Премия Рунета-2020
Россия
Москва
+12°
Boom metrics
Дом. Семья8 октября 2008 22:00

Месть писателей: кого гении нашей литературы сажали на перо?

Творческие люди своих обидчиков могут ранить без оружия
Пушкин - другу Пущину: - А из директора  лицея я сделал капитанскую дочку!

Пушкин - другу Пущину: - А из директора лицея я сделал капитанскую дочку!

Недавно «КП» рассказала, как сводят счеты кажущиеся беззащитными художники. Своих обидчиков они, не дрогнув, представляют на полотнах в смешном, глупом или ужасном виде. Но из людей искусства не одни живописцы склонны разбираться со своими врагами с помощью художественных образов. 5 октября в продажу поступила новая книга одного из главных мастеров мстить в литературе - Виктора Пелевина. Однако не он первый ступил на эту скользкую тропинку. Сегодня мы расскажем о тех, кто задолго до Пелевина, не имея вообще ничего, кроме слова, разбирался со своими оппонентами.

Попадья Пушкина

«Вечерком иногда являлся отец Герасим с женою Акулиной Памфиловной, первою вестовщицею во всем околотке».

Александр Пушкин, «Капитанская дочка».

Во времена Пушкина, с которого и началась наша большая литература, сложение слов было занятием отчасти божественным. И любые зарифмованные словосочетания моментально обретали черты чуть ли не приговора небес. Александр Сергеевич не стеснялся и палил по недругам направо и налево.

Нагрубил Пушкину литератор Фаддей Булгарин, тот без сомнения бабахал из двустволки двустишием: «Россию продает Фаддей, да уж не в первый раз, злодей!» Не понравилось Александру Сергеевичу, как отозвались о его творчестве «литературные академики» того времени, он громыхнул из пушки: «Уму есть тройка супостатов, Шишков наш, Шаховской, Шихматов». Имея возможность без ограничений лупить куда угодно из главного калибра, особой нужды размениваться на мелкую дробь прототипов и прозрачных намеков не стоило труда. Тем не менее и Пушкин не был чужд этой литературной игры и порой откровенно спекулировал возможностью «вставить в пьесу» даже по самым ничтожным поводам.
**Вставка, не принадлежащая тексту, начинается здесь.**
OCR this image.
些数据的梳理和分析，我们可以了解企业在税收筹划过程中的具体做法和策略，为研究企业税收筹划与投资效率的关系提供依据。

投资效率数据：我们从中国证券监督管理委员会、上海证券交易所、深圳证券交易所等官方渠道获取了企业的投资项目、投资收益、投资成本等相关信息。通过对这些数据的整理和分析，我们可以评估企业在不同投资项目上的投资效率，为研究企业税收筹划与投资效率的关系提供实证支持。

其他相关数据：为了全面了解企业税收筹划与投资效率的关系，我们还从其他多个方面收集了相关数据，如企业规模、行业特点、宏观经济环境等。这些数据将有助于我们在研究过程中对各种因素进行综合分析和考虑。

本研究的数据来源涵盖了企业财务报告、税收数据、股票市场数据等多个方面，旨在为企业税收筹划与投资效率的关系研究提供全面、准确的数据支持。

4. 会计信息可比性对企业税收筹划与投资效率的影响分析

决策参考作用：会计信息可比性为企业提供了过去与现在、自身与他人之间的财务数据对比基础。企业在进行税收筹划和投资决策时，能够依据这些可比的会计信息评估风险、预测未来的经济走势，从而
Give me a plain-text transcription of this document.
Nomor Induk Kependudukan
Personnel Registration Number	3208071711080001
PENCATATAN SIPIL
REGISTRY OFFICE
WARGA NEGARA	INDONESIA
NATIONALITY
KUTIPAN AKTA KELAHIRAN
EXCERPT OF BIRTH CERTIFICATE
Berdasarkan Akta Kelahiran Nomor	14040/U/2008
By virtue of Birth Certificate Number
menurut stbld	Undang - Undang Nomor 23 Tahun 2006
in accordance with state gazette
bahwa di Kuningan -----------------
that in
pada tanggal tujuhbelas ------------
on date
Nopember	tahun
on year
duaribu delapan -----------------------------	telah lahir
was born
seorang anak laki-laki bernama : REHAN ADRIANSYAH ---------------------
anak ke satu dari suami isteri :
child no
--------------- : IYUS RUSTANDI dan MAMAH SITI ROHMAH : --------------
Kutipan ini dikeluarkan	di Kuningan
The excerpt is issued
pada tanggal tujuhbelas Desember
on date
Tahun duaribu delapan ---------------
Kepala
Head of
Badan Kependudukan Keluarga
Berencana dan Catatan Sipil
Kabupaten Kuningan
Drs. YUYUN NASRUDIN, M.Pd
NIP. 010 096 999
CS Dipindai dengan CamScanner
Его соседка по деревенской жизни Осипова в мемуарах вспоминала:

«Мы нередко его угощали мочеными яблоками, да они ведь и попали в «Онегина»; жила у нас в то время ключницей Акулина Памфиловна - ворчунья ужасная. Бывало, беседуем мы все до поздней ночи - Пушкину и захочется яблок; вот и пойдем мы просить Акулину Памфиловну: «Принеси да принеси моченых яблок», - а та разворчится. Вот Пушкин раз и говорит ей шутя: «Акулина Памфиловна, полноте, не сердитесь! Завтра же вас произведу в попадьи». И точно, под именем ее в «Капитанской дочке». Был у нас буфетчик Пимен Ильич - и тот попал в повесть».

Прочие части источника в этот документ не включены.